3. So Why Does Reducing Vesicle Release Reduce the EPSP?
Given receptor saturation, why does releasing fewer vesicles (during short-term depression) still cause a smaller EPSP? There are two main reasons:
A. Saturation is Local and Incomplete While receptors directly under a vesicle fusion site may be saturated, neurotransmitter diffuses. A single release event activates receptors in the immediate vicinity. If a second vesicle is released from a different release site within the same active zone (or if the first release is from a site with fewer local receptors), its glutamate diffuses to activate a spatially distinct, non-saturated population of receptors. Therefore:
- First Spike: Vesicle from Site A saturates Receptor Cluster A. Vesicle from Site B saturates Receptor Cluster B. Total Response = A + B.
- Second Spike (Depressed): Only Vesicle from Site A releases. It saturates Receptor Cluster A. Total Response = A only. The EPSP is smaller because it's missing the contribution from the spatially separate receptor cluster B.
B. The Role of Multi-Vesicular Release (MVR) and Transmitter Spillover At many synapses, a single action potential can cause the fusion of more than one vesicle (Multi-Vesicular Release). The glutamate from these multiple vesicles can summate in the cleft, increasing the concentration duration and potentially activating extra- or peri-synaptic receptors (like NMDA receptors or metabotropic receptors) that have lower affinity or are located farther away.

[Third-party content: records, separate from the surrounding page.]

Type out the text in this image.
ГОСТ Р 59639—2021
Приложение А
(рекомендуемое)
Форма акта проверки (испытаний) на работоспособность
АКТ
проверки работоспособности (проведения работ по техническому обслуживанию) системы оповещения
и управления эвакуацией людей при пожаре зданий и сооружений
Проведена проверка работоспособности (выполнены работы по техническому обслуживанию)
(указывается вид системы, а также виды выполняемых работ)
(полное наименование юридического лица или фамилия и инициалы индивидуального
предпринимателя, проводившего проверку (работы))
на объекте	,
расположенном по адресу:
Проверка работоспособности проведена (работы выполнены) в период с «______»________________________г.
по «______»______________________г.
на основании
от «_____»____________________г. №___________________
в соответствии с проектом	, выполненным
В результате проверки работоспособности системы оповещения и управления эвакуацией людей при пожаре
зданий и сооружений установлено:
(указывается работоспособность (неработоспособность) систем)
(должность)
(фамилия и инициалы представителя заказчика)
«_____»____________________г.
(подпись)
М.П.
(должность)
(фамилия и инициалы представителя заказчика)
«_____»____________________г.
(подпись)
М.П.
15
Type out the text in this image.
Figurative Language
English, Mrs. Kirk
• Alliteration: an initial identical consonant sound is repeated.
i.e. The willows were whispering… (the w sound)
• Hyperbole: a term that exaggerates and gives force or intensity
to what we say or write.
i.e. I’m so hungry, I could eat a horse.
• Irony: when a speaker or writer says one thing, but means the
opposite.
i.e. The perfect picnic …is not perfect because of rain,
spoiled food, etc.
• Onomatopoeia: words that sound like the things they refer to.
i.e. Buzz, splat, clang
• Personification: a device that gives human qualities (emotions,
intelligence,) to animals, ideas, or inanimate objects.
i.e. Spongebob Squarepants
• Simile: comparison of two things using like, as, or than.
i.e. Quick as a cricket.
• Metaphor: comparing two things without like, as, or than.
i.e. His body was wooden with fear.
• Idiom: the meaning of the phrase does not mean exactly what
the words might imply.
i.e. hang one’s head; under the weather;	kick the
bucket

- First Spike: High Pr → MVR (e.g., 3 vesicles) → Very high, prolonged [Glutamate] → Activates local AMPARs + distal/extrasynaptic NMDARs/mGluRs.
- Second Spike (Low Pr): Low Pr → Single vesicle release → Lower, shorter [Glutamate] → Activates only local AMPARs (and maybe saturates them). The loss of this spillover component to more distant receptors contributes to the amplitude decrease.
The Integrated Picture: It's About the "Volume" of Activated Receptors
Think of it not as "5000 vs. 2500 molecules," but as "activating 200 receptors vs. activating 100 receptors."
- Number of Release Sites & Vesicles: Determines the spatial pattern and concentration profile of neurotransmitter in the cleft.
- Diffusion & Uptake: Determine how far that neurotransmitter spreads and how long it lasts.
- Receptor Distribution & Affinity: Determine how many receptors are recruited by that spatial/chemical profile.
During short-term depression:
- Fewer vesicles are released → The "cloud" of neurotransmitter is smaller and/or originates from fewer points.
- This smaller cloud activates a smaller total volume of the postsynaptic membrane (or activates the same volume but with a lower, non-saturating concentration).
- Result: Fewer receptor channels open overall, producing a smaller summed postsynaptic current and a smaller EPSP.
Summary: Why Less Neurotransmitter = Smaller EPSP
| Cause of Reduced Release | Effect on Neurotransmitter Profile | Effect on Postsynaptic Receptors | Final Effect on EPSP |
|---|---|---|---|
| Vesicle Depletion (fewer vesicles released) | Lower peak concentration, less spatial spread. | Fewer total receptors are activated (spatially restricted). A smaller area of the PSD is engaged. | Amplitude decreases. |
| Lower Release Probability (e.g., from G-protein inhibition) | Same as above. | Same as above. | Amplitude decreases. |
| Receptor Saturation (for a single vesicle) | Limits the effect of adding more transmitter at the exact same location. | Makes the synapse's response to a single release site binary (on/off). | Makes the synapse's output depend on the number of independent release sites activated, not the raw molecule count. |
So, you are right—it is based on concentration. But because of the tiny, structured environment of the synapse, the critical concentration is the local concentration at each receptor cluster, which dictates how many clusters are activated, not just how many molecules are floating around. Reducing the number of released vesicles reduces the spatial extent and intensity of the neurotransmitter signal, thereby recruiting fewer postsynaptic receptors and generating a smaller EPSP.